I signed up for Shopify and they say I need to select a gateway. What is the difference, and function between a gateway and merchant account
and who actually processes the credit card Shopify, the gateway or the merchant account? trying to sort out what does what


----------



## sunnydayz (Jun 22, 2007)

The gateway is the company that processes your payments, the merchant account is the actuall business bank account the money goes into.


----------



## printpuller (Jan 25, 2008)

so my bank just just takes in the money from the transaction and doesn't actually handle the credit card transaction?


----------



## sunnydayz (Jun 22, 2007)

Thats usually the way it works  I think you can have a merchant account with a gateway processor thru your bank but usually when doing online business they are usually seperate.


----------



## Rodney (Nov 3, 2004)

printpuller said:


> so my bank just just takes in the money from the transaction and doesn't actually handle the credit card transaction?


*The way I've looked at it is:*

You need a "merchant account" to accept credit cards. This gives you an account with Visa/MC (and others if you apply) so you can accept those cards at your business.

If you are processing sales in person, you would take the customer's card and swipe it through your machine and the machine would contact the customer's bank to make sure the funds are available for the purchase.

When you process credit cards online, you don't have a machine like that. So the "GATEWAY" is your "swiper machine" in this case. Your shopping cart (or shopify) allows the customer to securely enter their billing information and cc number online in the secure online forms. When they click the ORDER button, the customer's payment information is sent through the GATEWAY and the GATEWAY electronically contacts the customer's bank to make sure the funds are available and then the GATEWAY notifies your shopping cart (or shopify) to approve or decline the order.
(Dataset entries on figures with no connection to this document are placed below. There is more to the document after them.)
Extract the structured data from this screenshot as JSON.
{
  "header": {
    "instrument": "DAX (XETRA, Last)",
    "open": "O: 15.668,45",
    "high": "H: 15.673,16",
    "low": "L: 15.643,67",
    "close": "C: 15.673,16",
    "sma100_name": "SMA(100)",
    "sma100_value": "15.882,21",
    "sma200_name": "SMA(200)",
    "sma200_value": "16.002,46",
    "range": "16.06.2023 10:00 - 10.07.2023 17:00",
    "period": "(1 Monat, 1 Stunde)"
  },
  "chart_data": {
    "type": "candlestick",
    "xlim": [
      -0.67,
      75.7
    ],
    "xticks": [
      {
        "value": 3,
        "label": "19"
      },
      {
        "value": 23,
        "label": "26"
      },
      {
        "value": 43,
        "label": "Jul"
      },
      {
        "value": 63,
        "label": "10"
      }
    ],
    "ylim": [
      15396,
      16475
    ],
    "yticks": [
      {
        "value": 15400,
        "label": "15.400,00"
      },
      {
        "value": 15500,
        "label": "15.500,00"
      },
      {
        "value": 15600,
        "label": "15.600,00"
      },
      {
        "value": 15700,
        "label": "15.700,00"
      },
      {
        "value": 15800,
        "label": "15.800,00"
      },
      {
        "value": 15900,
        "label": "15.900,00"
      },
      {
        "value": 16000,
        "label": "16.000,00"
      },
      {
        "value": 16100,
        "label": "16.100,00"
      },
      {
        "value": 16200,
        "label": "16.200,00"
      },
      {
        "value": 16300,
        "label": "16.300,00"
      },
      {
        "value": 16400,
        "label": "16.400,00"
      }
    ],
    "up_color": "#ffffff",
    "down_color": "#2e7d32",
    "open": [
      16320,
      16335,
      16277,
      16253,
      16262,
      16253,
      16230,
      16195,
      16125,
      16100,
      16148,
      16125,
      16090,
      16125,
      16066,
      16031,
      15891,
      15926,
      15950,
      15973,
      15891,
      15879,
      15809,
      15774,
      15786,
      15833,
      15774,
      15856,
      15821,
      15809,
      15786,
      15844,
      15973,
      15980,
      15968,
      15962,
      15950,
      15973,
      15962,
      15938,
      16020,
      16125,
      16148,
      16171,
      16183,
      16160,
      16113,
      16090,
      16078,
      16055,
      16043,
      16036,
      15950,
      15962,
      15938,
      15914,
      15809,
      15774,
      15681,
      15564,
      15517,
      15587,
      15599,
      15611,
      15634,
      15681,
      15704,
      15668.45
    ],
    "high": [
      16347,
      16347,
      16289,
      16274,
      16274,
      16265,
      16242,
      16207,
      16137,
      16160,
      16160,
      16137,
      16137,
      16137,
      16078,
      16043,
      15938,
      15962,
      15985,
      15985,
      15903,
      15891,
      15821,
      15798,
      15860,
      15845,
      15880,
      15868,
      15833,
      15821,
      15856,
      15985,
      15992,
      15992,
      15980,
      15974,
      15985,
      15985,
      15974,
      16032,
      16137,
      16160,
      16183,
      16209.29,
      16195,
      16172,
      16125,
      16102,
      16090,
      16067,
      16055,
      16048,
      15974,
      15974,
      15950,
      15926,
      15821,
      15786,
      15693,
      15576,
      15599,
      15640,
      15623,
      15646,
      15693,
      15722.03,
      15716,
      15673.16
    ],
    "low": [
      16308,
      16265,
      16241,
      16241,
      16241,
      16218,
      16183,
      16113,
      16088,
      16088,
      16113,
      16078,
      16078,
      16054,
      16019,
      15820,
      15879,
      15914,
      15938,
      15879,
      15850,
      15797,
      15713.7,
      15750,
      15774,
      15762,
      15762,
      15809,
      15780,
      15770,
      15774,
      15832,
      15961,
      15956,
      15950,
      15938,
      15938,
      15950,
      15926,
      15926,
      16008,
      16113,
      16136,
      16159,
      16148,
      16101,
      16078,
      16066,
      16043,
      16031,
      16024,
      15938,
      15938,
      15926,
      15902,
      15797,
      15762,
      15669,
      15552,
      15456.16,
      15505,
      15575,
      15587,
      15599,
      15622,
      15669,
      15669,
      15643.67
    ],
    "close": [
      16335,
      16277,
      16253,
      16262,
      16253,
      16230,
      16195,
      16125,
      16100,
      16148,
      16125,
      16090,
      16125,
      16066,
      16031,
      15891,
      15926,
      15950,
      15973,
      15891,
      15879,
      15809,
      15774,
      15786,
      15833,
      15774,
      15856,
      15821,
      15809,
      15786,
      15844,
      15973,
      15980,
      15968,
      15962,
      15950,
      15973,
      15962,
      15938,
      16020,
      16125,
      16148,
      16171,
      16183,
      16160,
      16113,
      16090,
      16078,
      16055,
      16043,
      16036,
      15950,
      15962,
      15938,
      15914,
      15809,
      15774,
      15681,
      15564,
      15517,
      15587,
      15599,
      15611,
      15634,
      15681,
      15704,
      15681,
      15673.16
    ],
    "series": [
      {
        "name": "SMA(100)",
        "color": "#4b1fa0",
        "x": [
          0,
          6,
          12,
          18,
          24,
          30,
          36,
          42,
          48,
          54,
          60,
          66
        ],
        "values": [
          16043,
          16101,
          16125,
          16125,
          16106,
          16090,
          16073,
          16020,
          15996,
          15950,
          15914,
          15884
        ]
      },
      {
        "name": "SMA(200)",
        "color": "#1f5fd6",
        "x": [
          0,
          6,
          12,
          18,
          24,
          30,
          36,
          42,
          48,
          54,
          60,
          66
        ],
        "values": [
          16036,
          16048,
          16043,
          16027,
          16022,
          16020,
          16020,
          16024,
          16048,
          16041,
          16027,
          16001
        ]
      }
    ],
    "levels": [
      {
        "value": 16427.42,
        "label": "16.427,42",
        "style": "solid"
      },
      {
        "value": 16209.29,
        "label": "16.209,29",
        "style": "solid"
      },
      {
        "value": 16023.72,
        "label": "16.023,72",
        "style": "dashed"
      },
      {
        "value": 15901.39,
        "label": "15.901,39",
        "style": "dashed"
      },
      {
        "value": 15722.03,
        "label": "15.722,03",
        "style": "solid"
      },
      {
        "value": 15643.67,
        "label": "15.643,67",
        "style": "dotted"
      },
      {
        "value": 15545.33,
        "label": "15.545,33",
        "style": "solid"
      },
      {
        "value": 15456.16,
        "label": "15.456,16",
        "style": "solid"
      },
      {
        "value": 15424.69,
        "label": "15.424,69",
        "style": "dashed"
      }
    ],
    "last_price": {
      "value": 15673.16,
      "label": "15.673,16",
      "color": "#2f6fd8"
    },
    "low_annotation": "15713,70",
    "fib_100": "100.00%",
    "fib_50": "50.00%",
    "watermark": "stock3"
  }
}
The customer never has to leave your site when all this happens and your business name shows up on their credit card statement.

The most popular online payment gateway for merchant accounts is AUTHORIZE.net. I recommend finding a merchant account that comes with this payment gateway. 

A merchant account usually has monthly fees that cover billing statements, a percentage of each transaction and the gateway fees.

There are companies like PayPal that will allow you to accept credit cards without having a merchant account. 

The customer goes to checkout and then get stransferred to PayPal's website for payment. If the customer has a PayPal account, they can login to their PayPal account and send the money to your account for the order total and then get sent back to your shopping cart. If the customer doesn't have a PayPal account, they can just securely enter their credit card details on the PayPal site without signing up for an account. A regular PayPal account has no monthly fees, they just charge a percentage of the transaction. It's less "seamless" because the customer has to leave your website to make a purchase and the credit card statement shows PayPal*BUSINESS NAME instead of just your business name. To make things more confusing, PayPal also offers an actual "merchant account" service option now as well that has a monthly fee.

Hope this helps


----------



## sunnydayz (Jun 22, 2007)

Thank you Rodney that is a great explanation


----------